Parallelamente, avanza il “neo-paganesimo ambientalista”, l’ideologizzazione dell’ambiente che considera l’uomo come un accidente. Conservare la natura, il creato, è stato sempre un valore per il pensiero occidentale, in particolare del conservatorismo liberale. Ma l’ambientalismo nato degli anni Sessanta, guardava invece alla natura con un sentimento pseudo-religioso panteistico, parte dell’Eden di innocenza perduta che era stato oltraggiato dall’occidente capitalistico produttivista. Si trattava di una sorta di ritorno alla vita primitiva, priva di lussi, liberata dalla preoccupazione del profitto.
Tuttavia, dagli ambientalisti ora l’uomo è considerato un essere vivente tra gli altri, senza differenze sostanziali, rispetto a quelle vegetali o animali. Ecco perché hanno introdotto la nozione di “ecosistema” (una aggregazione di esseri viventi senza gerarchie). Per la prima volta nella cultura politica ed economica non si considerava lo sviluppo economico come prioritario, nasceva lo “sviluppo sostenibile”, che non doveva offendere l’ambiente, semmai doveva intraprendere interventi riparatori.

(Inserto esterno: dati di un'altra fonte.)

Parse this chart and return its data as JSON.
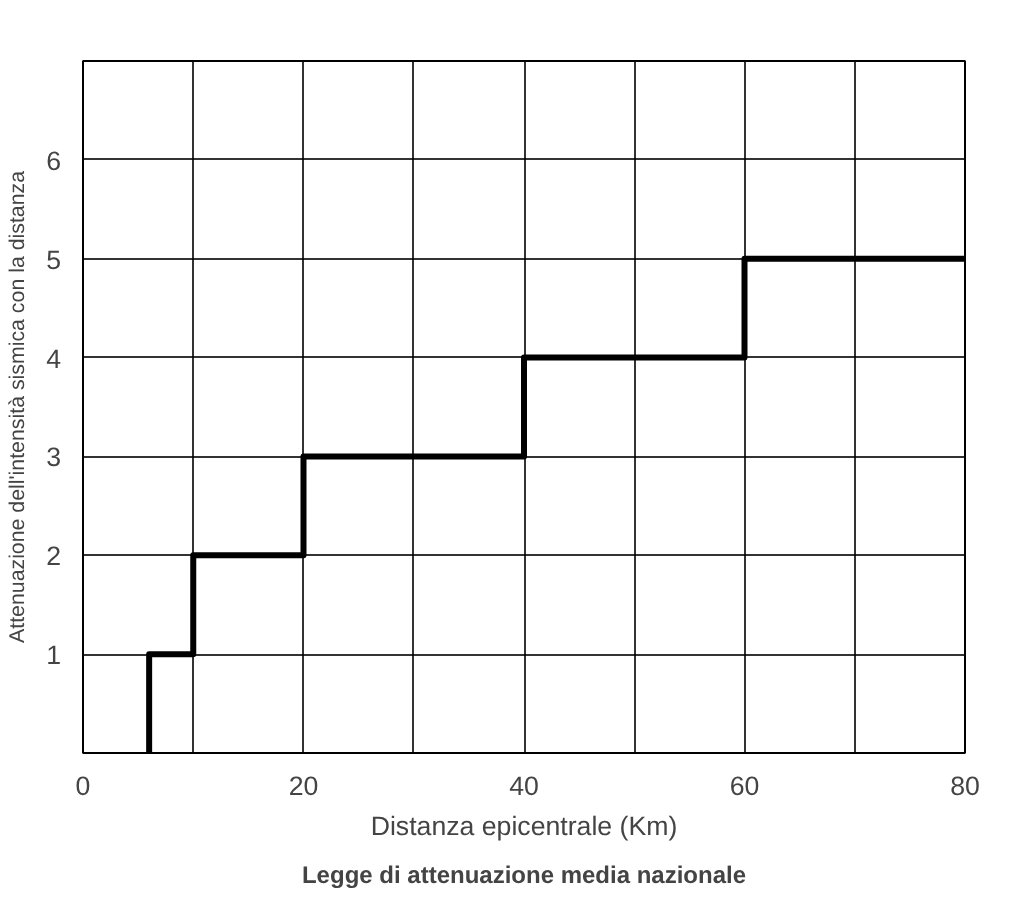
{
  "chart_data": {
    "type": "step",
    "title": "Legge di attenuazione media nazionale",
    "xlabel": "Distanza epicentrale (Km)",
    "ylabel": "Attenuazione dell'intensità sismica con la distanza",
    "x": [
      6,
      6,
      10,
      20,
      40,
      60,
      80
    ],
    "series": [
      {
        "color": "#000000",
        "values": [
          0,
          1,
          2,
          3,
          4,
          5,
          5
        ]
      }
    ],
    "xlim": [
      0,
      80
    ],
    "ylim": [
      0,
      7
    ],
    "xticks": [
      0,
      {
        "value": 10,
        "label": null
      },
      20,
      {
        "value": 30,
        "label": null
      },
      40,
      {
        "value": 50,
        "label": null
      },
      60,
      {
        "value": 70,
        "label": null
      },
      80
    ],
    "yticks": [
      {
        "value": 0,
        "label": null
      },
      1,
      2,
      3,
      4,
      5,
      6,
      {
        "value": 7,
        "label": null
      }
    ],
    "grid": true,
    "line_style": "solid"
  }
}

L’ambientalismo fondato sull’idea di sostenibilità, colpevolizza gli esseri umani per il fatto di esistere, assume ben presto i tratti sempre più apocalittici con la diffusione tra le élites occidentali, la teoria del “riscaldamento globale” o del “cambiamento climatico di origini antropiche”.
Avviandomi alla conclusione, l’esito di tutto questo cambiamento radicale di vita, comporta un passaggio dalla “decrescita felice”, all’auto-estinzione dell’umanità, paradossalmente si può arrivare all’”animalizzazione” dell’uomo.
Per Capozzi si evidenzia un esito finale e logicamente coerente “della deriva relativistica, antiumanistica, anticristiana insita nell’ambientalismo ideologico. Una logica neo-malthusiana, che impegna associazioni, enti, movimenti, per astenersi dal procreare, per motivi ecologici, fino ad arrivare alla teoria dell’” a-umanesimo”, teoria elaborata dall’inglese Patricia McCormack, che sostiene l’auto-estinzione del genere umano.